Denis Diderot, né en 1713 à Langres, est issu d'une famille d'artisans aisés. Quoique élève indiscipliné, il fait de brillantes études chez les jésuites, dans sa ville natale, puis à Paris, à partir de 1729. Après sa maîtrise ès arts, en 1732, il choisit la carrière littéraire.
De la bohème au donjon de Vincennes
Diderot traducteur
Diderot fréquente les spectacles, caresse un moment
l'idée de devenir comédien, vit difficilement de
leçons de mathématiques - en 1743, son mariage avec
une lingère, Antoinette Champion, est l'occasion de
violents conflits avec son père - et de traductions de
l'anglais - son travail sur le Dictionnaire de médecine de
Robert James (1746-1748), notamment, le familiarisera avec la
pensée médicale de son temps. Sa libre traduction de
l'Essai sur le mérite et la vertu de Shaftesbury, puis ses
Pensées philosophiques comportent déjà une critique
de la religion révélée, de la superstition, des
dévots; œuvre déiste, les Pensées
philosophiques font aussi l'apologie des passions.

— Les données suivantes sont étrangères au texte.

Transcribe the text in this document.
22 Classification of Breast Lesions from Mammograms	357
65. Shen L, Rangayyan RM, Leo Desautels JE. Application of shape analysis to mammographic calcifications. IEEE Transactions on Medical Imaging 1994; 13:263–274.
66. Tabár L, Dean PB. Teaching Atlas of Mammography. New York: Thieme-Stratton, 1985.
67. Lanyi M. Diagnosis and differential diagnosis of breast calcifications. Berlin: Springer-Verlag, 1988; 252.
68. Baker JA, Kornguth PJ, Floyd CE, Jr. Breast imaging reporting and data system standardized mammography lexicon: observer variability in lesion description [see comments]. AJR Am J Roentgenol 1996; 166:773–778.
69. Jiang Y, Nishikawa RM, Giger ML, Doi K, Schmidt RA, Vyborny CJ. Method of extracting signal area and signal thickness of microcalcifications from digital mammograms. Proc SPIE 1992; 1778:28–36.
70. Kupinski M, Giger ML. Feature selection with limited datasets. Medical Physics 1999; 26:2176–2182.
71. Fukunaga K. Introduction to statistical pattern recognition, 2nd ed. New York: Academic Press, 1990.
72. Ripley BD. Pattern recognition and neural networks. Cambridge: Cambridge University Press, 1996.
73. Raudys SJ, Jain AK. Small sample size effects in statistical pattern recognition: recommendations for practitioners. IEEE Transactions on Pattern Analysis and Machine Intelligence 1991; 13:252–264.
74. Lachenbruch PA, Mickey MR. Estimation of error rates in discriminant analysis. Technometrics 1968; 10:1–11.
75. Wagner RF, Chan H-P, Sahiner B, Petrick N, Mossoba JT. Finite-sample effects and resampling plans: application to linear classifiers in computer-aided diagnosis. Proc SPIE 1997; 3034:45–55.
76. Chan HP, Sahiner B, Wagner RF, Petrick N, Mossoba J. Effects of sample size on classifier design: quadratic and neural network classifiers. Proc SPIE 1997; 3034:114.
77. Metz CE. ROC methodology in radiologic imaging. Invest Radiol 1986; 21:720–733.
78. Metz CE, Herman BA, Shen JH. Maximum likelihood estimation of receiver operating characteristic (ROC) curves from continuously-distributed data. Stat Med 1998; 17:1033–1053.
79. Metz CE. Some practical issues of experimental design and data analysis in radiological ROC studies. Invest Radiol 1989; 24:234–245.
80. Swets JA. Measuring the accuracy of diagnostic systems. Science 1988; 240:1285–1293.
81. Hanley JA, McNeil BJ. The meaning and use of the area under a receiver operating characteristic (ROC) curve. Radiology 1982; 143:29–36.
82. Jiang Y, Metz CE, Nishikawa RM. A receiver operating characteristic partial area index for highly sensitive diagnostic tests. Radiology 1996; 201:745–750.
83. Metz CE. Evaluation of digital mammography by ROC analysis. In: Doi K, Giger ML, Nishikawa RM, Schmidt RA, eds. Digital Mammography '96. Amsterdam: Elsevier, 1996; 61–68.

En 1748, il publie un roman philosophique et libertin, les
Bijoux indiscrets: la favorite d'un sultan y dénonce les
abus et les préjugés de la société de
l'Ancien Régime, et défend une philosophie
partiellement empruntée à
Bacon et
fondée sur l'expérience et le souci du bien
public.
Une œuvre polémique
La Lettre sur les aveugles à l'usage de ceux qui
voient (1749) constitue la première grande œuvre
matérialiste de Diderot. Critiquant l'assertion de
René
Descartes sur l'existence d'idées innées en
l'homme, indépendamment de toute expérience, Diderot
accepte les thèses développées par le philosophe
anglais
John Locke dans
son Essai philosophique concernant l'entendement humain et
reprises par Condillac. Pour eux, toute idée provient des
sens: «Il n'y a rien dans l'entendement qui n'ait
été auparavant dans les sens.» La Lettre sur les
aveugles part du «problème de Molyneux», que
l'opération d'un aveugle-né par le chirurgien
anglais Cheselden en 1728 avait rendu d'actualité: un
aveugle-né pouvant distinguer un cube d'une sphère
par le toucher serait-il capable de les distinguer de même par
la vue? Pour Diderot, l'aveugle-né, Saunderson, devient un
démenti infligé à la Providence, et l'exemple
même du monstre qui remet en cause la notion d'ordre et de
perfection dans la nature. La Lettre s'achève en
rêverie sur l'histoire de la nature, sans cesse soumise
à des transformations et à des vicissitudes diverses: le
mouvement paraît ainsi essentiel à la matière. La
hardiesse de ces idées matérialistes se soldera par un
emprisonnement de quelques mois à Vincennes.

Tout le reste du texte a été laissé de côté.